Nitekim AKP içinden hazırlanan bir raporda, HDP ve İyi Partinin barajı aştığı koşullarda AKP’nin çıkaracağı milletvekili sayısının 220-240 dolayında kalacağı tespiti yapılmaktadır. AKP’deki korkunun asıl kaynağı da böyle bir tablonun oluşabilme ihtimalindedir. Dahası Erdoğan ve AKP’sinin yenilebileceği fikrinin toplumun her kesiminde, hatta AKP içinde yayılmaya başlaması ihtimalidir. Ne de olsa baskıcı rejimler ve “tek adamlar” için, yenilebilme fikrinin yayılması son derece tehlikelidir!

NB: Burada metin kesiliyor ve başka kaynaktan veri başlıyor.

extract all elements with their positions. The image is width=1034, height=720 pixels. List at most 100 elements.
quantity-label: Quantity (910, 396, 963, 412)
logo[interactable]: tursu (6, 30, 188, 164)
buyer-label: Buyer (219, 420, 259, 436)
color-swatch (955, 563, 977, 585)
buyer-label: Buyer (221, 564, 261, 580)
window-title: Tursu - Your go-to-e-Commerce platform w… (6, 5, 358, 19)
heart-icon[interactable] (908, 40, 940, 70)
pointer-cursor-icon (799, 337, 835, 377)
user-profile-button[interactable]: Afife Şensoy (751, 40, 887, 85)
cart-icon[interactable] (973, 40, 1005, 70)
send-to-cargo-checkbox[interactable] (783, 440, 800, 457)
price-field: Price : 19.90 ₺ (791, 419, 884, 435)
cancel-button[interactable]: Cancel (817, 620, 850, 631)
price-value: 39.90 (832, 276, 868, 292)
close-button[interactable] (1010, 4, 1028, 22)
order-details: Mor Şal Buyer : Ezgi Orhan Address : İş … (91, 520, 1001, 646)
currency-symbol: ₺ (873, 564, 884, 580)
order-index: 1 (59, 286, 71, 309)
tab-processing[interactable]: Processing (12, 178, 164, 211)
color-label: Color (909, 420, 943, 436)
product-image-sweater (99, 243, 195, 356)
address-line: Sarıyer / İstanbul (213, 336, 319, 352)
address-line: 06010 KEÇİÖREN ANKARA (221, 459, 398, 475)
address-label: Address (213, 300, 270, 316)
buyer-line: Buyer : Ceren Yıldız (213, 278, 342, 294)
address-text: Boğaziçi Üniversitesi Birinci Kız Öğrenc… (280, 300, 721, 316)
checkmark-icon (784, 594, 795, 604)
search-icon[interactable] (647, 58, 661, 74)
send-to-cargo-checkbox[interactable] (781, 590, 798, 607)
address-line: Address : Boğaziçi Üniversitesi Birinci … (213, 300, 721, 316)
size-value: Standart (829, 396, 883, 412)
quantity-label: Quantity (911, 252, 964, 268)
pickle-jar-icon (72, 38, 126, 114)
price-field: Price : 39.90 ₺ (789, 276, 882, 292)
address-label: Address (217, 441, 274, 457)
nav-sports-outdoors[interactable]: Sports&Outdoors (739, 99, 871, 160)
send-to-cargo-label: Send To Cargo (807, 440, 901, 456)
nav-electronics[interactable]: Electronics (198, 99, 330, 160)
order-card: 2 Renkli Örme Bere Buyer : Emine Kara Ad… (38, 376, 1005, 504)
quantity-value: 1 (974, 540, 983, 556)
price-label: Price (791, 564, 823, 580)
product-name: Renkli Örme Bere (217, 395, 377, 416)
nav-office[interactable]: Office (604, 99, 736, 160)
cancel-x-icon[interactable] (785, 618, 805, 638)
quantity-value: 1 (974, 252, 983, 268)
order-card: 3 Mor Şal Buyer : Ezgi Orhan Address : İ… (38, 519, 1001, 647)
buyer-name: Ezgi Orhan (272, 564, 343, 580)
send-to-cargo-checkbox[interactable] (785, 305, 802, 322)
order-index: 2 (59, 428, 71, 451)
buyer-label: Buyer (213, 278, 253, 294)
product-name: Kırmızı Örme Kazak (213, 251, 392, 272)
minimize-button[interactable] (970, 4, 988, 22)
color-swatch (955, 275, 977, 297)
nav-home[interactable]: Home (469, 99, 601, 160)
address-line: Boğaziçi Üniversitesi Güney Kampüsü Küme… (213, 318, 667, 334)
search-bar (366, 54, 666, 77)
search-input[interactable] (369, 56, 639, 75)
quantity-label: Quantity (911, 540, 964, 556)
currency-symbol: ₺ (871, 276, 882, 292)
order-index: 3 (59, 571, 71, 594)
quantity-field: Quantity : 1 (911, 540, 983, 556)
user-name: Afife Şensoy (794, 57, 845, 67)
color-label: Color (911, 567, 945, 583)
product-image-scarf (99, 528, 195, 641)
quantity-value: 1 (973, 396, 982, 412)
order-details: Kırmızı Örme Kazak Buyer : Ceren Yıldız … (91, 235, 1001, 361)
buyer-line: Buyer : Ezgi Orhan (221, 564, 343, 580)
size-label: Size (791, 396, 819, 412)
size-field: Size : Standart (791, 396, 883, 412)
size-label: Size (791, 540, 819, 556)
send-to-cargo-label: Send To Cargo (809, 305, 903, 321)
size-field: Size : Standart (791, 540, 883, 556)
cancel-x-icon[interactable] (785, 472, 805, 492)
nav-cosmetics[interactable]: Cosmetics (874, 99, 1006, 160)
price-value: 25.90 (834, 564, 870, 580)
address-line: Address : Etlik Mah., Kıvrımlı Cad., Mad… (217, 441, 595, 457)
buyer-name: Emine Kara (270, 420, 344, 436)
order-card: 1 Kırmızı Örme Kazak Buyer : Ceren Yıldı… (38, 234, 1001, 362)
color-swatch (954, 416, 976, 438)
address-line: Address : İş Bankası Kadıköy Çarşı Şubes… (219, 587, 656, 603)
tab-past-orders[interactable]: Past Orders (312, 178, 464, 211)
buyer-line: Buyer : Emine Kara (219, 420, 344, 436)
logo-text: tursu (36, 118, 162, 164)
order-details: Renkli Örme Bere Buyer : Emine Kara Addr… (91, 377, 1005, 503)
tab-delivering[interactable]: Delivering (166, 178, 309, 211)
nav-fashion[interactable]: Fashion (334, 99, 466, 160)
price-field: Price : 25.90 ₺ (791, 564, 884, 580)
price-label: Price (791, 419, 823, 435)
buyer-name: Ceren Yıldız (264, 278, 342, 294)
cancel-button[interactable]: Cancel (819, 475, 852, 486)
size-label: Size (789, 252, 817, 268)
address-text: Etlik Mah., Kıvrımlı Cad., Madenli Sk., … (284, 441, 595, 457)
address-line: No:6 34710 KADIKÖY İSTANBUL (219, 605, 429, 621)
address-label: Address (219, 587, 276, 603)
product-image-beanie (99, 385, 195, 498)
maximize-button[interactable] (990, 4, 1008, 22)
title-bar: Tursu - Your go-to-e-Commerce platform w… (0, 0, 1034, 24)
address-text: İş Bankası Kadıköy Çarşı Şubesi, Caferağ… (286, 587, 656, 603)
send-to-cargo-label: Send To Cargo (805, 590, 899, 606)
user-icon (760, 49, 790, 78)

KORKU VE TEHDİT SİLAHININ GERİ TEPME İHTİMALİ DAHA GÜÇLÜDÜR 

Böyle bir durumda; örneğin Erdoğan’ın bıçak sırtı kazandığı bir seçimden sonra “ tekrar seçim”e gitmeyi göze alması beklenemez. Bütün bunların da ötesinde, Meclisin muhalefetin eline geçmesi demek, zaten AKP’de bir iç kavganın başlaması, başlayan çözülmenin AKP tabanında yarılmalara yol açması demek olacaktır. Dolayısıyla halkın; 

- 16 yıllık iktidarı boyunca milliyetçilik, din, beka gibi toplumsal hassasiyetleri istismarda sınır tanımayan, siyasi ahlaksızlığı, yolsuzluğu, rüşveti siyasetin rutin aracı haline getiren,
- Toplumun korkularını kışkırtmayı seçim malzemesi yapmaktan çekinmeyen,  
- Mezar taşına “Ben yoksam evren de yok” diye yazdıran Papaz Berkeley gibi, “Ben yoksam hiçbir şey yok; kaos var” diyen bir kişiyi ve onun ağzından çıkanı “Kutsal emir sayan” partisini bu sefer seçmemesi hiç de sürpriz olmayacaktır.
Elindeki devasa devlet olanakları ve medya gücüne rağmen, seçimi kaybetme korkusunun AKP’de dağları sarması dikkate alındığında; Erdoğan ya da sözcülerinin çıkıp halka “Bizi seçmezseniz yeniden seçime gideriz ha!” demesi kuru gürültüden ibarettir. Zira böylesi bir propaganda yöntemi, eski korku silahını yeniden sahneye sokma girişiminden başka bir şey olmayacaktır. Ama, bir dönem işe yarayan bir silahın her zaman etkili olacağı bir kural değildir. Tersine bugün “Tekrar seçime gideriz” silahı, geri tepme ihtimali çok daha güçlü olan bir silahtır.